Last week, Governor Lamont issued Executive Order 9B, amending the rules for visitors to Connecticut and residents returning home from a trip to an affected state. The previous Order required all such individuals to quarantine for 14 days upon arrival in Connecticut, with limited exemptions for essential workers traveling for work and those “unable to quarantine” in rare circumstances (such as attending a funeral or an end of life visit to a relative). The new Order provides a “testing alternative” to all affected travelers, which allows them to obtain a negative COVID-19 test result in the 72 hours prior to arrival in Connecticut to avoid the self-quarantine requirement.

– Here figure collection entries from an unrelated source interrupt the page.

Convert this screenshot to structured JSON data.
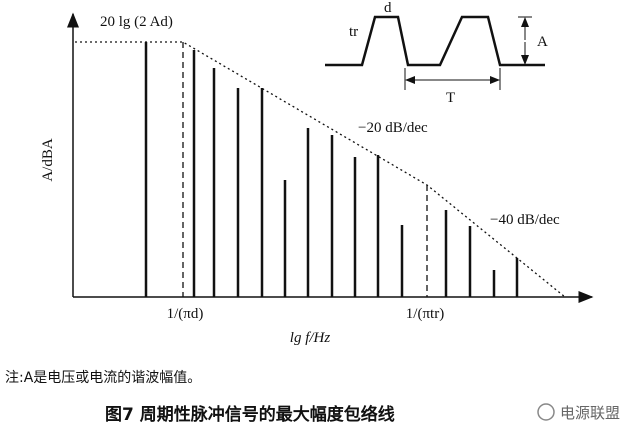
{
  "figure": {
    "y_axis_label": "A/dBA",
    "x_axis_label": "lg f/Hz",
    "top_level_label": "20 lg (2 Ad)",
    "corner_1_label": "1/(πd)",
    "corner_2_label": "1/(πtr)",
    "slope_1_label": "−20 dB/dec",
    "slope_2_label": "−40 dB/dec",
    "inset": {
      "rise_label": "tr",
      "width_label": "d",
      "amplitude_label": "A",
      "period_label": "T"
    }
  },
  "note": "注:A是电压或电流的谐波幅值。",
  "caption": "图7  周期性脉冲信号的最大幅度包络线",
  "watermark": "电源联盟"
}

Governor Lamont further issued Executive Order 9C, making technical corrections to 9B and clarifying that affected travelers may take a COVID-19 test either in the 72 hours prior to arrival in Connecticut OR once in Connecticut in order to avoid the quarantine requirement. Only “nucleic acid COVID-19 tests” will satisfy the testing requirement — rapid antigen tests and anti-body tests will not apply. Affected travelers must also still quarantine until they receive a negative test result, regardless of where the test is taken.
As a practical matter, this means that an employee who travels to Alabama for vacation could return to Connecticut and then take a COVID-19 test to avoid a mandatory 14 day quarantine. Once the employee tests negative, the employee can return to work immediately, avoiding further quarantine.

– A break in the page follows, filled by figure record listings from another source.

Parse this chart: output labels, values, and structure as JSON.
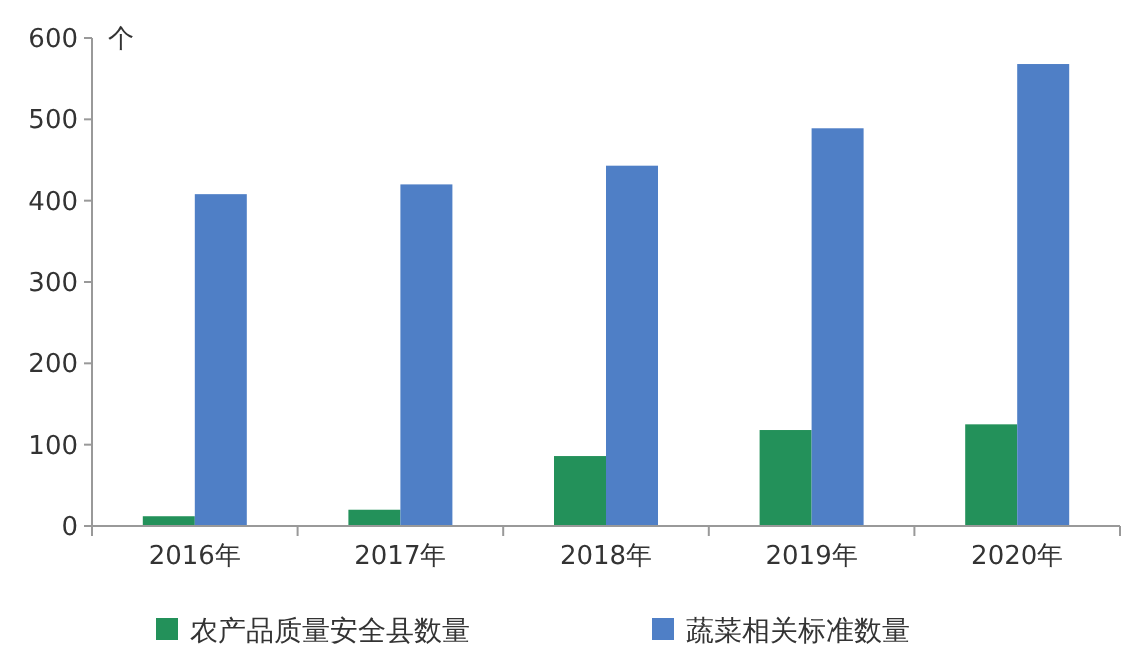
{
  "chart_data": {
    "type": "bar",
    "ylabel": "个",
    "categories": [
      "2016年",
      "2017年",
      "2018年",
      "2019年",
      "2020年"
    ],
    "series": [
      {
        "name": "农产品质量安全县数量",
        "color": "#23915a",
        "values": [
          12,
          20,
          86,
          118,
          125
        ]
      },
      {
        "name": "蔬菜相关标准数量",
        "color": "#4f7fc6",
        "values": [
          408,
          420,
          443,
          489,
          568
        ]
      }
    ],
    "ylim": [
      0,
      600
    ],
    "yticks": [
      0,
      100,
      200,
      300,
      400,
      500,
      600
    ],
    "grid": false,
    "legend": "bottom"
  }
}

The state provides updated FAQs on its travel advisory website specifically advising on the process. “An Affected Traveler is exempt from the self-quarantine requirement if the Affected Traveler (1) has had a test for COVID-19 in the seventy-two (72) hours prior to arrival in Connecticut or at any time following arrival in Connecticut, (2) the result of such COVID-19 test is negative, and (3) he or she has provided written proof of such negative test result to the Commissioner via email to DPH.COVID-Travel@ct.gov or via facsimile to (860) 326-0529. If a test was obtained in the seventy-two (72) hours prior to arrival in Connecticut, or following arrival in Connecticut, and such Affected Traveler has not yet received his or her test results, such traveler shall remain in self-quarantine in Connecticut until a negative test result is submitted to the Commissioner. If the test result is positive and the traveler is asymptomatic, he or she shall self-isolate for ten (10) days from the date of the test; if symptomatic, he or she should seek medical assistance. Travelers who test positive for COVID-19 prior to traveling to Connecticut should delay such travel and consult with a medical professional.”

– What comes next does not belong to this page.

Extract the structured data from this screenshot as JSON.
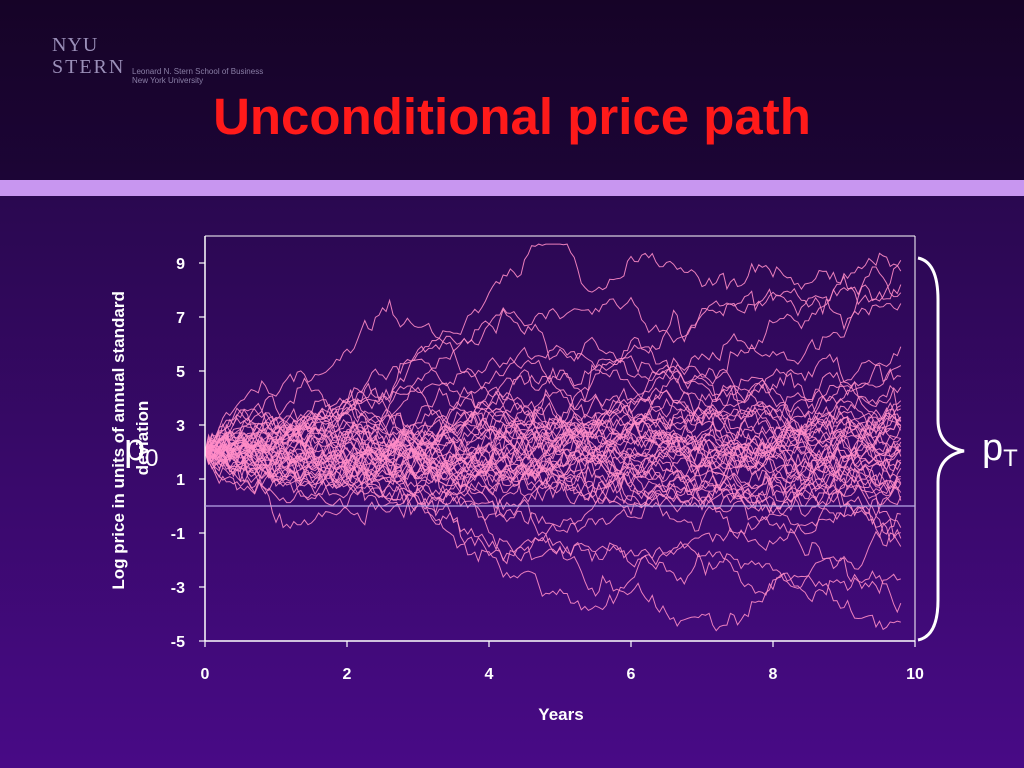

Affected travelers must also continue to comply with the state’s requirement to fill out a travel health form upon returning from an affected state — the state will issue fines of up to $1,000 to individuals that fail to complete this form.
Employers should be aware of these amendments to Connecticut’s travel advisory rules and revise their policies relating to employee travel and leave accordingly. Based on these changes, employers may consider the legal ramifications of requiring employees who choose to travel to an affected state for vacation to obtain COVID-19 tests, rather than using leave for the purpose of a self-quarantine. Employers should still avoid unnecessary business travel to hotspots, and should continue to monitor Governor Lamont’s executive orders and the list of states on the travel advisory, which are frequently updated.